Addressing air ambulance payments is difficult because they fall between health and transportation regulations. The 2018 reauthorization of the Federal Aviation Administration established a task force to collect data on air ambulance and patient billing, which the Department of Transportation appointed members to last month.

The air ambulance industry is urging lawmakers to take the slower approach of waiting for cost data. The companies note that several GAO reports say there’s no data available to guide policymakers. Industry groups supported an amendment to the Energy and Commerce bill from New Mexico Democratic Rep. Ben Ray Luján that would collect data and require companies to separate transportation costs from clinical costs.

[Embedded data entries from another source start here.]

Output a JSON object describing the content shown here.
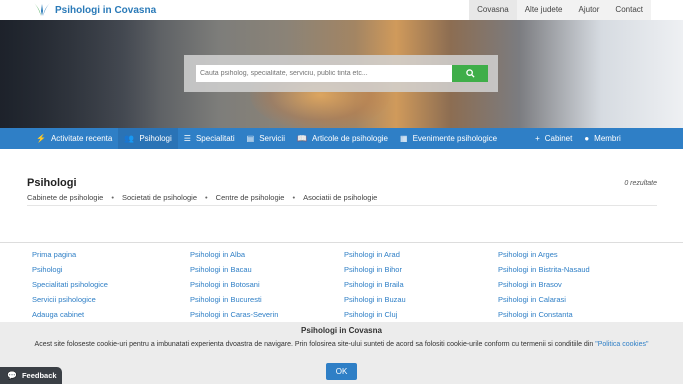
{
  "header": {
    "logo_text": "Psihologi in Covasna",
    "nav": [
      {
        "label": "Covasna"
      },
      {
        "label": "Alte judete"
      },
      {
        "label": "Ajutor"
      },
      {
        "label": "Contact"
      }
    ]
  },
  "search": {
    "placeholder": "Cauta psiholog, specialitate, serviciu, public tinta etc...",
    "button_icon": "search-icon"
  },
  "main_nav": [
    {
      "label": "Activitate recenta",
      "icon": "bolt-icon"
    },
    {
      "label": "Psihologi",
      "icon": "users-icon"
    },
    {
      "label": "Specialitati",
      "icon": "list-icon"
    },
    {
      "label": "Servicii",
      "icon": "server-icon"
    },
    {
      "label": "Articole de psihologie",
      "icon": "book-icon"
    },
    {
      "label": "Evenimente psihologice",
      "icon": "calendar-icon"
    },
    {
      "label": "Cabinet",
      "icon": "plus-icon"
    },
    {
      "label": "Membri",
      "icon": "user-icon"
    }
  ],
  "content": {
    "title": "Psihologi",
    "count": "0 rezultate",
    "subnav": [
      "Cabinete de psihologie",
      "Societati de psihologie",
      "Centre de psihologie",
      "Asociatii de psihologie"
    ]
  },
  "footer": {
    "columns": [
      [
        "Prima pagina",
        "Psihologi",
        "Specialitati psihologice",
        "Servicii psihologice",
        "Adauga cabinet"
      ],
      [
        "Psihologi in Alba",
        "Psihologi in Bacau",
        "Psihologi in Botosani",
        "Psihologi in Bucuresti",
        "Psihologi in Caras-Severin"
      ],
      [
        "Psihologi in Arad",
        "Psihologi in Bihor",
        "Psihologi in Braila",
        "Psihologi in Buzau",
        "Psihologi in Cluj"
      ],
      [
        "Psihologi in Arges",
        "Psihologi in Bistrita-Nasaud",
        "Psihologi in Brasov",
        "Psihologi in Calarasi",
        "Psihologi in Constanta"
      ]
    ]
  },
  "cookie": {
    "title": "Psihologi in Covasna",
    "text": "Acest site foloseste cookie-uri pentru a imbunatati experienta dvoastra de navigare. Prin folosirea site-ului sunteti de acord sa folositi cookie-urile conform cu termenii si conditiile din",
    "policy_link": "\"Politica cookies\"",
    "ok_label": "OK"
  },
  "feedback": {
    "label": "Feedback"
  },
  "colors": {
    "accent": "#2f7fc6",
    "search_button": "#3fae49"
  }
}
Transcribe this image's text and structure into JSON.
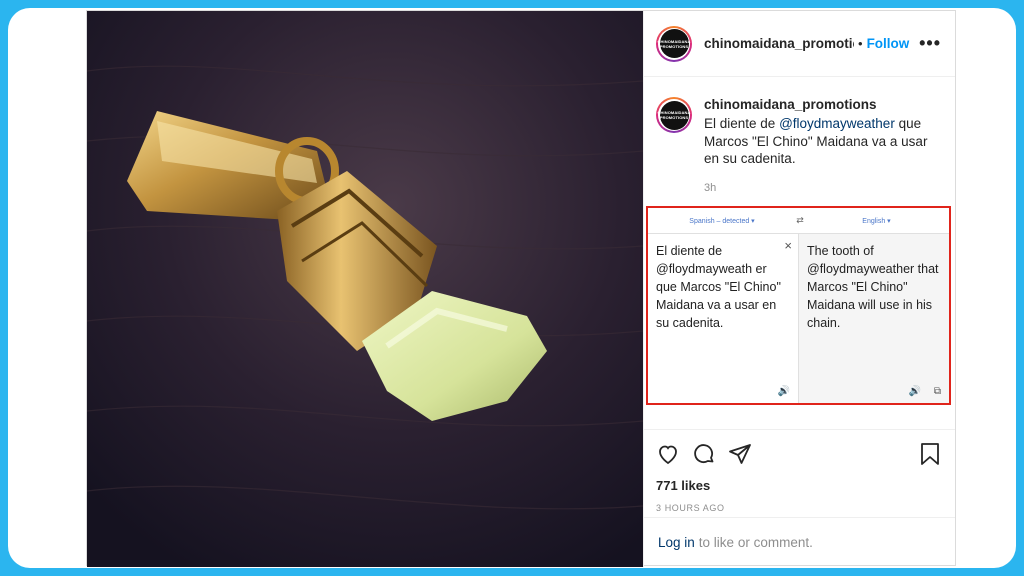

“Getting this wrong could be disastrous for patients who we transport, and it’s just too risky to rush, and it’s too risky to do without good third-party data,” Eastlee said.

Friction from the feds

While several states have passed legislation to protect patients from surprise bills, the responsibility to address air ambulance rides mostly falls to Congress. Federal law largely blocks states from prohibiting surprise medical bills by air ambulance services. The 1978 Airline Deregulation Act preempts state-level economic regulation of air carriers under the Transportation Department, and courts have determined that air ambulances fall into that category.

Some states have tried anyway, but faced hurdles.

A federal judge struck down a North Dakota law banning surprise billing by air ambulance companies and another state law faces a legal challenge before the 8th U.S. Circuit Court of Appeals.

One state that successfully drove change was Michigan, where the Legislature worked with hospitals. Bret Jackson, president of the Economic Alliance of Michigan that lobbied for the legislation, said the law, which required hospitals to first call air ambulance companies in insurance companies’ networks, resulted in more providers joining Blue Cross Blue Shield of Michigan, the state’s predominant insurer.

“If everyone is in network, then you don’t have to worry about surprise bills,” he said.

Wyoming officials are taking a different approach. They plan to request a waiver from the Centers for Medicare and Medicaid Services that would allow Medicaid coverage for patients transported by an air ambulance.

If approved, the state’s Department of Health would entertain bids from air ambulance providers to create a network, and the state would make flat payments to them. Wyoming would recoup the revenue for the program from insurers and individuals already paying for the services.

State insurance commissioners and industry groups have gone head-to-head in trying to convince senators to take their side. “Instead of establishing arbitrary median in-network rates, data from both insurers and providers should be collected and analyzed,” read a September letter from Richard Sherlock, president of the Association of Air Medical Services, and Carter Johnson, spokeswoman for the Save Our Air Medical Resources campaign. “Meaningful and sustainable legislation can only be introduced once the real cost of service is known.”

North Dakota Insurance Commissioner Jon Godfread urged Senate leaders in a July letter to adopt the air ambulance provisions included so far in the HELP Committee bill.

Godfread said that while air ambulance providers would warn that the benchmarking payment mechanism would reduce access for rural patients, the state’s experience suggests differently.

“North Dakota is about as rural as you can get, and I write to tell you from our perspective, the air ambulance companies themselves have dispelled the myth that they will flee from the rural areas if these reasonable regulations are passed by Congress,” he said. “The only real change achieved by our laws was the protection of our consumers from outrageous balance bills.”